Monday, February 23, 2009

Classic Review- Copperhead Road



Despite its reviled status, country music has often been an influence on other, more respectable genres. Creedence, the Band, Tom Petty and others were nor afraid to get their twang on as part of the melting pot that made up their sound. All the time, however, disguised as folk or rock n roll.

Not so for Steve Earle, the refugee from Nashville who was too tough for the country music scene there. Even before he got addicted to heroin and became incredibly fat in the 1990s, he was a country artist who was too rock n roll. It’s a tough line to straddle. But in 1988, Earle got the balance right with his classic third album Copperhead Road. The fantastic cover with the sewn-on skull-and-crossbones logo first lets you know that you’re in for a treat.

It’s a brief album with few mis-steps. Earle has crafted a bunch of songs here that have the authenticity of age-old folksongs, each telling a tale, and each casting us into a world of weary gunslingers, hard-drinkin travellers and outlaw bootleggers. His distinctive drawl says he’s seen it all but never lost the urgency or belief in what he has to sing. Mixed in with these classic cowboy motifs are more-recent, then-contemporary issues- pot-smoking, oil-wars, and busted-down Vietnam vets (remember, this album was made a scant three years after John Rambo returned to the jungle to get those hostages). Earle blends these elements into the mix perfectly, making them seem epic, creating a kind of mythology out of the times he lived in as well as harking back to the past. He creates a time and place that you will want to learn more about (go rent Sling Blade, maybe).

Take the incredible title track Copperhead Road- even the name ‘copperhead’ is a kind of viper, because everything is badass in Steve Earle’s world. This song tells the tale of a family of self-described white trash bootleggers who ply their trade in rural Texas, and of their multiple scrapes with the authorities. In the climactic final verse, the youngest character returns from ‘Nam (the first of many references to this conflict) determined to grow pot, and is unworried about the authorities scouting out the area with helicopters. It turns out that he ‘learned a thing or two from Charlie’ during his years away, and so they’d ‘better stay away from Copperhead Road’. I’m not sure if he’s actually insinuating that he’s gonna take down the choppers with a bazooka or something, but it’s a great end to the song.

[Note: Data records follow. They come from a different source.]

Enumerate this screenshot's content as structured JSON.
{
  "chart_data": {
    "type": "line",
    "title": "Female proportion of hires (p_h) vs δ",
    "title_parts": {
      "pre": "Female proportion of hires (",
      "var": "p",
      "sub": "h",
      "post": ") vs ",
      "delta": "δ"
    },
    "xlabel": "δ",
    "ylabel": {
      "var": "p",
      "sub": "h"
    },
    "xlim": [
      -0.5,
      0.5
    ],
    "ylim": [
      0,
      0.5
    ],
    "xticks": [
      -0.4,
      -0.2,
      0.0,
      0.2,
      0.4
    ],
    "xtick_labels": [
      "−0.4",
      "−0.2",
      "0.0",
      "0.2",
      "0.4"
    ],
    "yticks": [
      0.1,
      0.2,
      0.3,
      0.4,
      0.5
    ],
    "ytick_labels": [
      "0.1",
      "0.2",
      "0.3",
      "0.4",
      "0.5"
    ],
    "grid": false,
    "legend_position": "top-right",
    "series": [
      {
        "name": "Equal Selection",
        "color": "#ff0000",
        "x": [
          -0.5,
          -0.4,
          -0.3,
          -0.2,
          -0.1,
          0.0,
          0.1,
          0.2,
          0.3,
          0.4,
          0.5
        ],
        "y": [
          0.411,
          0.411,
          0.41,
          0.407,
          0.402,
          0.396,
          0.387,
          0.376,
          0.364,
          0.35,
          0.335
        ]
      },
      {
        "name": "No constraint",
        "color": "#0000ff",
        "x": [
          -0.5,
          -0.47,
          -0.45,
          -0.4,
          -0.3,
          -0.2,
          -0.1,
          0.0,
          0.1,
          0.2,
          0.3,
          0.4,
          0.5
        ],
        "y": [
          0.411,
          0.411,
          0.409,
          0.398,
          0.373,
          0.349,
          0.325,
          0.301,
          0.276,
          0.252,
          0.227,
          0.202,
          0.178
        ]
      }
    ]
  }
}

Earle does some unexpected things on this album- the bizarre use of bagpipes, or a collaboration with the Pogues (of all people!) but he never forgets to rock out, except of course when he’s opening his heart to us on a tender ballad, which he’s not afraid to do (because, as we know, every cowboy sings a sad, sad song). After you’ve listened to the album a bit, you’ll notice a strange thing- both the ballads and the country-rockers are, in a weird way, only a few steps away from 1980s cheese rock. Be it the arena-sized guitars or the song-writing itself, were it not for Earle’s southern drawl and the addition of some acoustic instruments, this could almost be a Poison album. If, that is, Poison ever dreamt of writing a song as masterful and foot-stomping as 'Devil’s Right Hand'.

Copperhead Road takes everything that is good about country music- the attitude, the big hats- and melds it to other styles that you probably have more respect for. Check it out.